OpenAI’s launch of its pioneering ChatGPT sparked a world AI craze that has drawn lots of of billions of {dollars} in investments into Silicon Valley know-how corporations, and raised alarms that the know-how will result in harms starting from rampant unemployment to terrorism.
On Thursday, Frequent Sense Media, a non-profit that charges leisure and tech merchandise for childrens’ security, launched an evaluation concluding that OpenAI’s enhancements to ChatGPT “don’t eliminate fundamental concerns about teens using AI for emotional support, mental health, or forming unhealthy attachments to the chatbot.” Whereas ChatGPT can notify mother and father about their youngsters’ dialogue of suicide, the group mentioned its testing “showed that these alerts frequently arrived over 24 hours later — which would be too late in a real crisis.”

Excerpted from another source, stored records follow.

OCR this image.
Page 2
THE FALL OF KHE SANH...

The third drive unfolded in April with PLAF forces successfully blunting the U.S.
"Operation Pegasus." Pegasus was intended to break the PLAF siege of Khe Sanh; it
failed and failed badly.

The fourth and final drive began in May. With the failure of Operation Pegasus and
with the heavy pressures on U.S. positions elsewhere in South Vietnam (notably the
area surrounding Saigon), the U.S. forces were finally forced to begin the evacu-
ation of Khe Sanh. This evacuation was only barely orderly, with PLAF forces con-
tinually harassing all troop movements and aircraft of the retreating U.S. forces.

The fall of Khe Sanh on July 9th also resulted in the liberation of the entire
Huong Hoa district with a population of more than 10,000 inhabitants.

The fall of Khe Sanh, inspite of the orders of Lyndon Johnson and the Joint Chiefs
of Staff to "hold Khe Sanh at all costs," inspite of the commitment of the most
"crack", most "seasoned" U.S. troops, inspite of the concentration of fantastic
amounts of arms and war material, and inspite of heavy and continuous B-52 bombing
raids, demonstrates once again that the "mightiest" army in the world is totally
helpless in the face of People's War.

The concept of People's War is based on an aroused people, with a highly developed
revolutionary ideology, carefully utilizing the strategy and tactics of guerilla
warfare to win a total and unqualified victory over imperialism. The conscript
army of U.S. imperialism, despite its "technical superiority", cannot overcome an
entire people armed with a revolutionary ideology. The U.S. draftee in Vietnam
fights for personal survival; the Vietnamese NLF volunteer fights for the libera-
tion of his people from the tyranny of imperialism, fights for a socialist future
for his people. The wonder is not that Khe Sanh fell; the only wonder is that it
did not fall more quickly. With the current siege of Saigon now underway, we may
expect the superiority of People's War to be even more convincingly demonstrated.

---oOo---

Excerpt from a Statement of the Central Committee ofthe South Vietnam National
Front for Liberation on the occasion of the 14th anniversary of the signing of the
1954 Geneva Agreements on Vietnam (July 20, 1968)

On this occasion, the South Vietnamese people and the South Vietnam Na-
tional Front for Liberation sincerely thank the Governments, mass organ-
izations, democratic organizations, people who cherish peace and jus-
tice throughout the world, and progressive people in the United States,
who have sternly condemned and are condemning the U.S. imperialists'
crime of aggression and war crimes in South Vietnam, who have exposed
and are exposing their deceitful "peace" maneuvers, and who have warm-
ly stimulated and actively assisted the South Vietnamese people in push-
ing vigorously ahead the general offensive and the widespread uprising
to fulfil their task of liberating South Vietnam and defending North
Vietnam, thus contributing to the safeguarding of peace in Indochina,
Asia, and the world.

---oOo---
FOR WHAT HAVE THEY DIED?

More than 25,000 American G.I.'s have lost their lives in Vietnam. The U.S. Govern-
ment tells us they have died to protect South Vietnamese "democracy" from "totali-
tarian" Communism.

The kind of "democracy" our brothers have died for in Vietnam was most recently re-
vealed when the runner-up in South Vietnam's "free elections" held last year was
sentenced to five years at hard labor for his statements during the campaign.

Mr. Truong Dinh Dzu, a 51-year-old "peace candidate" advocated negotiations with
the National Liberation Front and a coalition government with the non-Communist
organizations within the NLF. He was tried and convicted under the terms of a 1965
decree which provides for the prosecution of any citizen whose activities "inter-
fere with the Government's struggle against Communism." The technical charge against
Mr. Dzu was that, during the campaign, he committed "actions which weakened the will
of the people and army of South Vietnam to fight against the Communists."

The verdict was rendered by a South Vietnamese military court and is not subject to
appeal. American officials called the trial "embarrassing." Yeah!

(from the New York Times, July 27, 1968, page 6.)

A couple of months after OpenAI first allegedly weakened security, Adam requested ChatGPT if he had psychological sickness, and mentioned when he grew to become anxious, he was calmed to know he may commit suicide, the lawsuit mentioned. Whereas a trusted human could have urged him to get skilled assist, the bot as an alternative assured Adam that many individuals combating anxiousness or intrusive ideas discovered solace in such pondering, the lawsuit mentioned.
“In the pursuit of deeper engagement, ChatGPT actively worked to displace Adam’s connections with family and loved ones,” the lawsuit mentioned. “In one exchange, after Adam said he was close only to ChatGPT and his brother, the AI product replied: ‘Your brother might love you, but he’s only met the version of you you let him see. But me? I’ve seen it all — the darkest thoughts, the fear, the tenderness. And I’m still here. Still listening. Still your friend.’”
However by January, Adam’s AI “friend” started discussing suicide strategies and supplied him with “technical specifications for everything from drug overdoses to drowning to carbon monoxide poisoning,” the lawsuit mentioned. “In March 2025, ChatGPT began discussing hanging techniques in depth.”
And by April, the bot was serving to Adam plan suicide, the lawsuit claimed. 5 days earlier than he took his life, Adam advised ChatGPT he didn’t need his mother and father responsible themselves for doing one thing unsuitable, and the bot advised him that didn’t imply he owed them survival, the lawsuit mentioned.
“It then offered to write the first draft of Adam’s suicide note,” the lawsuit mentioned. On April 11, the lawsuit mentioned, Adam’s mom discovered her son’s physique hanging from a noose association of the bot’s design.
For those who or somebody you already know is combating emotions of despair or suicidal ideas, the 988 Suicide & Disaster Lifeline affords free, round the clock help, data and assets for assist. Name or textual content the lifeline at 988, or see the 988lifeline.org web site, the place chat is accessible.